From Euler's play with infinite series to the anomalous magnetic moment

TL;DR

This paper traces Euler's early work on infinite series and zeta functions, highlighting their unexpected relevance to modern physics and number theory, especially in calculating the electron's magnetic moment.

Contribution

It connects historical mathematical developments with contemporary research on periods, multiple zeta values, and their applications in quantum physics.

Findings

Euler's work on zeta functions relates to the anomalous magnetic moment.

The ring of periods includes multiple zeta values relevant to Feynman amplitudes.

Historical series and functions have modern implications in physics and number theory.

Abstract

During a first St.

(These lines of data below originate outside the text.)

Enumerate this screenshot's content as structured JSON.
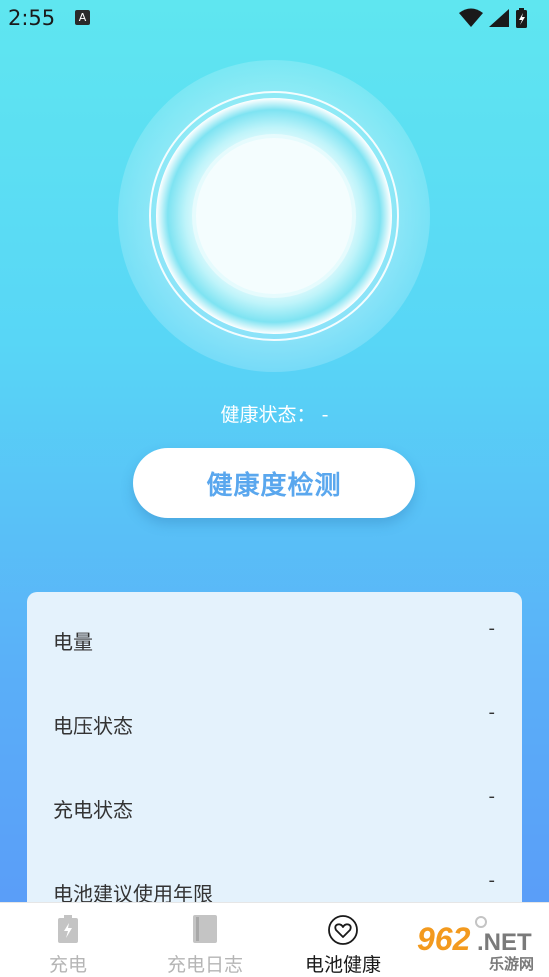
{
  "status_bar": {
    "time": "2:55",
    "notification_badge": "A"
  },
  "hero": {
    "icon": "glowing-ring"
  },
  "health_status": {
    "text": "健康状态： -"
  },
  "detect_button": {
    "label": "健康度检测"
  },
  "info_rows": [
    {
      "label": "电量",
      "value": "-"
    },
    {
      "label": "电压状态",
      "value": "-"
    },
    {
      "label": "充电状态",
      "value": "-"
    },
    {
      "label": "电池建议使用年限",
      "value": "-"
    }
  ],
  "bottom_nav": {
    "items": [
      {
        "label": "充电",
        "icon": "battery-icon",
        "active": false
      },
      {
        "label": "充电日志",
        "icon": "book-icon",
        "active": false
      },
      {
        "label": "电池健康",
        "icon": "heart-icon",
        "active": true
      },
      {
        "label": "",
        "icon": "person-icon",
        "active": false
      }
    ]
  },
  "watermark": {
    "text": "962.NET",
    "subtext": "乐游网"
  },
  "colors": {
    "button_text": "#5aa7ee",
    "card_bg": "#e4f2fc",
    "nav_active": "#1a1a1a",
    "nav_inactive": "#b5b5b5"
  }
}
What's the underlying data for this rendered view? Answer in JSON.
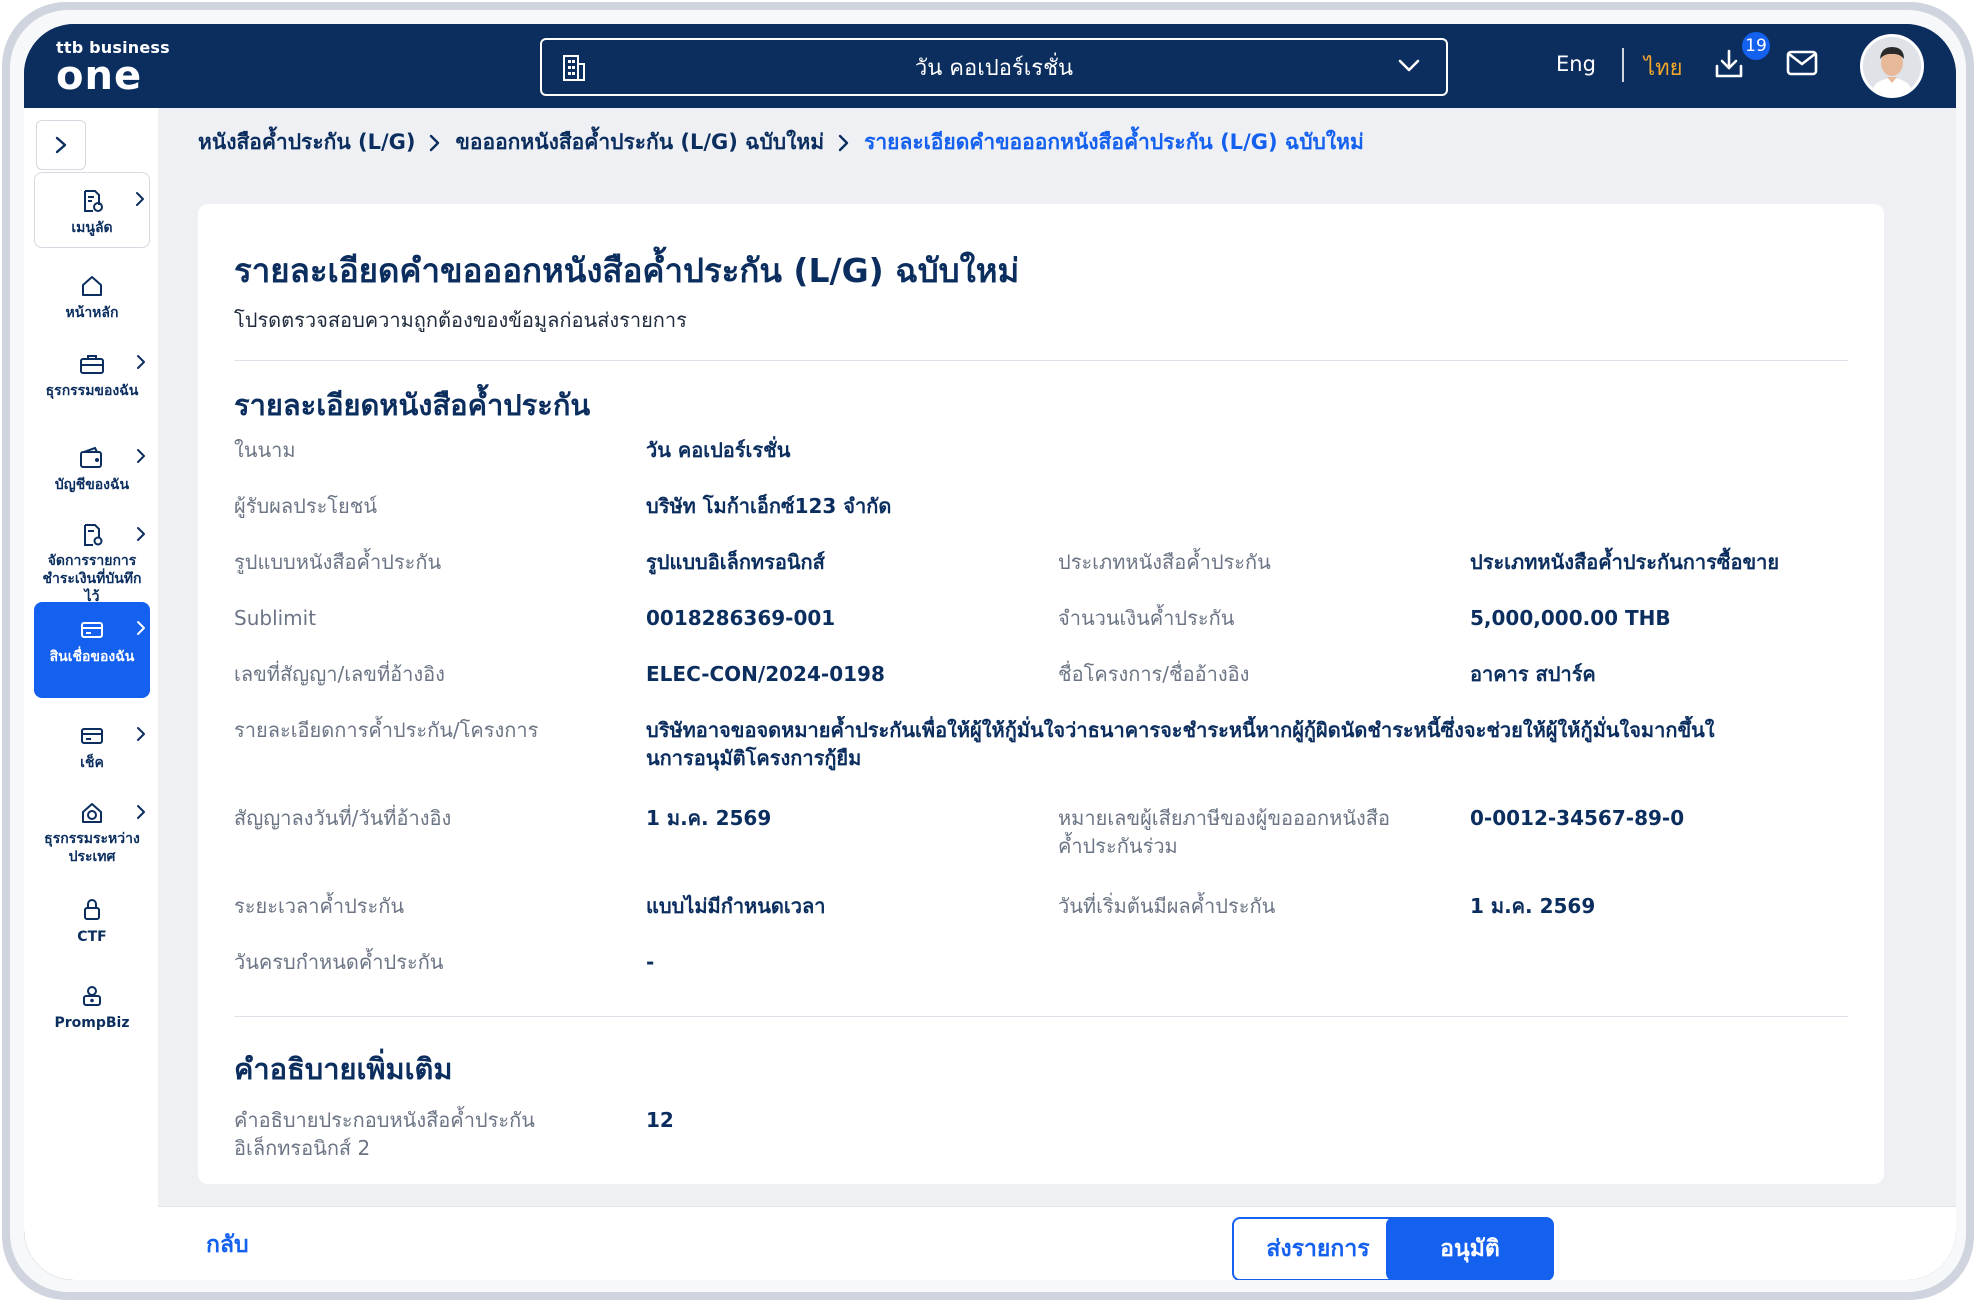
{
  "header": {
    "logo_small": "ttb business",
    "logo_big": "one",
    "company_selected": "วัน คอเปอร์เรชั่น",
    "lang_eng": "Eng",
    "lang_thai": "ไทย",
    "download_badge": "19",
    "accent_color": "#f0a52c",
    "brand_color": "#0b2e5f",
    "primary_color": "#1460ef"
  },
  "sidebar": {
    "items": [
      {
        "label": "เมนูลัด",
        "icon": "document-shortcut-icon"
      },
      {
        "label": "หน้าหลัก",
        "icon": "home-icon"
      },
      {
        "label": "ธุรกรรมของฉัน",
        "icon": "briefcase-icon"
      },
      {
        "label": "บัญชีของฉัน",
        "icon": "wallet-icon"
      },
      {
        "label": "จัดการรายการชำระเงินที่บันทึกไว้",
        "icon": "document-settings-icon"
      },
      {
        "label": "สินเชื่อของฉัน",
        "icon": "credit-card-icon"
      },
      {
        "label": "เช็ค",
        "icon": "cheque-icon"
      },
      {
        "label": "ธุรกรรมระหว่างประเทศ",
        "icon": "international-icon"
      },
      {
        "label": "CTF",
        "icon": "lock-icon"
      },
      {
        "label": "PrompBiz",
        "icon": "prompbiz-icon"
      }
    ]
  },
  "breadcrumb": {
    "item1": "หนังสือค้ำประกัน (L/G)",
    "item2": "ขอออกหนังสือค้ำประกัน (L/G) ฉบับใหม่",
    "current": "รายละเอียดคำขอออกหนังสือค้ำประกัน (L/G) ฉบับใหม่"
  },
  "page": {
    "title": "รายละเอียดคำขอออกหนังสือค้ำประกัน (L/G) ฉบับใหม่",
    "subtitle": "โปรดตรวจสอบความถูกต้องของข้อมูลก่อนส่งรายการ"
  },
  "details": {
    "section_title": "รายละเอียดหนังสือค้ำประกัน",
    "on_behalf_label": "ในนาม",
    "on_behalf_value": "วัน คอเปอร์เรชั่น",
    "beneficiary_label": "ผู้รับผลประโยชน์",
    "beneficiary_value": "บริษัท โมก้าเอ็กซ์123 จำกัด",
    "format_label": "รูปแบบหนังสือค้ำประกัน",
    "format_value": "รูปแบบอิเล็กทรอนิกส์",
    "type_label": "ประเภทหนังสือค้ำประกัน",
    "type_value": "ประเภทหนังสือค้ำประกันการซื้อขาย",
    "sublimit_label": "Sublimit",
    "sublimit_value": "0018286369-001",
    "amount_label": "จำนวนเงินค้ำประกัน",
    "amount_value": "5,000,000.00 THB",
    "contract_no_label": "เลขที่สัญญา/เลขที่อ้างอิง",
    "contract_no_value": "ELEC-CON/2024-0198",
    "project_name_label": "ชื่อโครงการ/ชื่ออ้างอิง",
    "project_name_value": "อาคาร สปาร์ค",
    "guarantee_detail_label": "รายละเอียดการค้ำประกัน/โครงการ",
    "guarantee_detail_value_line1": "บริษัทอาจขอจดหมายค้ำประกันเพื่อให้ผู้ให้กู้มั่นใจว่าธนาคารจะชำระหนี้หากผู้กู้ผิดนัดชำระหนี้ซึ่งจะช่วยให้ผู้ให้กู้มั่นใจมากขึ้นใ",
    "guarantee_detail_value_line2": "นการอนุมัติโครงการกู้ยืม",
    "contract_date_label": "สัญญาลงวันที่/วันที่อ้างอิง",
    "contract_date_value": "1 ม.ค. 2569",
    "taxid_label_line1": "หมายเลขผู้เสียภาษีของผู้ขอออกหนังสือ",
    "taxid_label_line2": "ค้ำประกันร่วม",
    "taxid_value": "0-0012-34567-89-0",
    "period_label": "ระยะเวลาค้ำประกัน",
    "period_value": "แบบไม่มีกำหนดเวลา",
    "start_date_label": "วันที่เริ่มต้นมีผลค้ำประกัน",
    "start_date_value": "1 ม.ค. 2569",
    "due_date_label": "วันครบกำหนดค้ำประกัน",
    "due_date_value": "-"
  },
  "extra": {
    "section_title": "คำอธิบายเพิ่มเติม",
    "desc_label_line1": "คำอธิบายประกอบหนังสือค้ำประกัน",
    "desc_label_line2": "อิเล็กทรอนิกส์ 2",
    "desc_value": "12"
  },
  "footer": {
    "back_label": "กลับ",
    "submit_label": "ส่งรายการ",
    "approve_label": "อนุมัติ"
  }
}
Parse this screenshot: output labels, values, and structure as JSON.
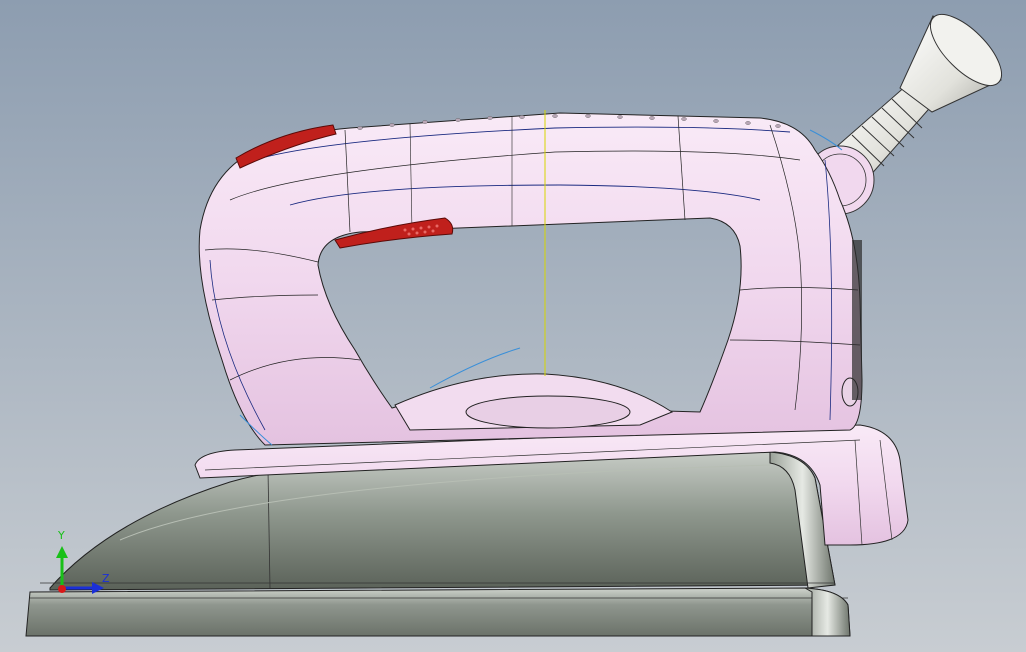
{
  "viewport": {
    "background_top": "#8d9db0",
    "background_bottom": "#c8cdd2"
  },
  "model": {
    "body_color": "#f3dcf0",
    "soleplate_color": "#8c968a",
    "accent_color": "#c0201c",
    "nozzle_color": "#ebebe6"
  },
  "triad": {
    "y_label": "Y",
    "z_label": "Z",
    "y_color": "#18c018",
    "z_color": "#1a2fd8",
    "x_color": "#d81818"
  }
}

Petersburg period Leonhard Euler, in his early twenties, became interested in the Basel problem: summing the series of inverse squares (posed by Pietro Mengoli in mid 17th century). In the words of Andre Weil (1989) "as with most questions that ever attracted his attention, he never abandoned it". Euler introduced on the way the alternating "phi-series", the better converging companion of the zeta function, the first example of a polylogarithm at a root of unity. He realized - empirically! - that odd zeta values appear to be new (transcendental?) numbers. It is amazing to see how, a quarter of a millennium later, the numbers Euler played with, "however repugnant" this game might have seemed to his contemporary lovers of the "higher kind of calculus", reappeared in the analytic calculation of the anomalous magnetic moment of the electron, the most precisely calculated and measured physical quantity. Mathematicians, inspired by ideas of Grothendieck, are reviving the dream of Galois of uncovering a group structure in the ring of periods (that includes the multiple zeta values) - applied to the study of Feynman amplitudes.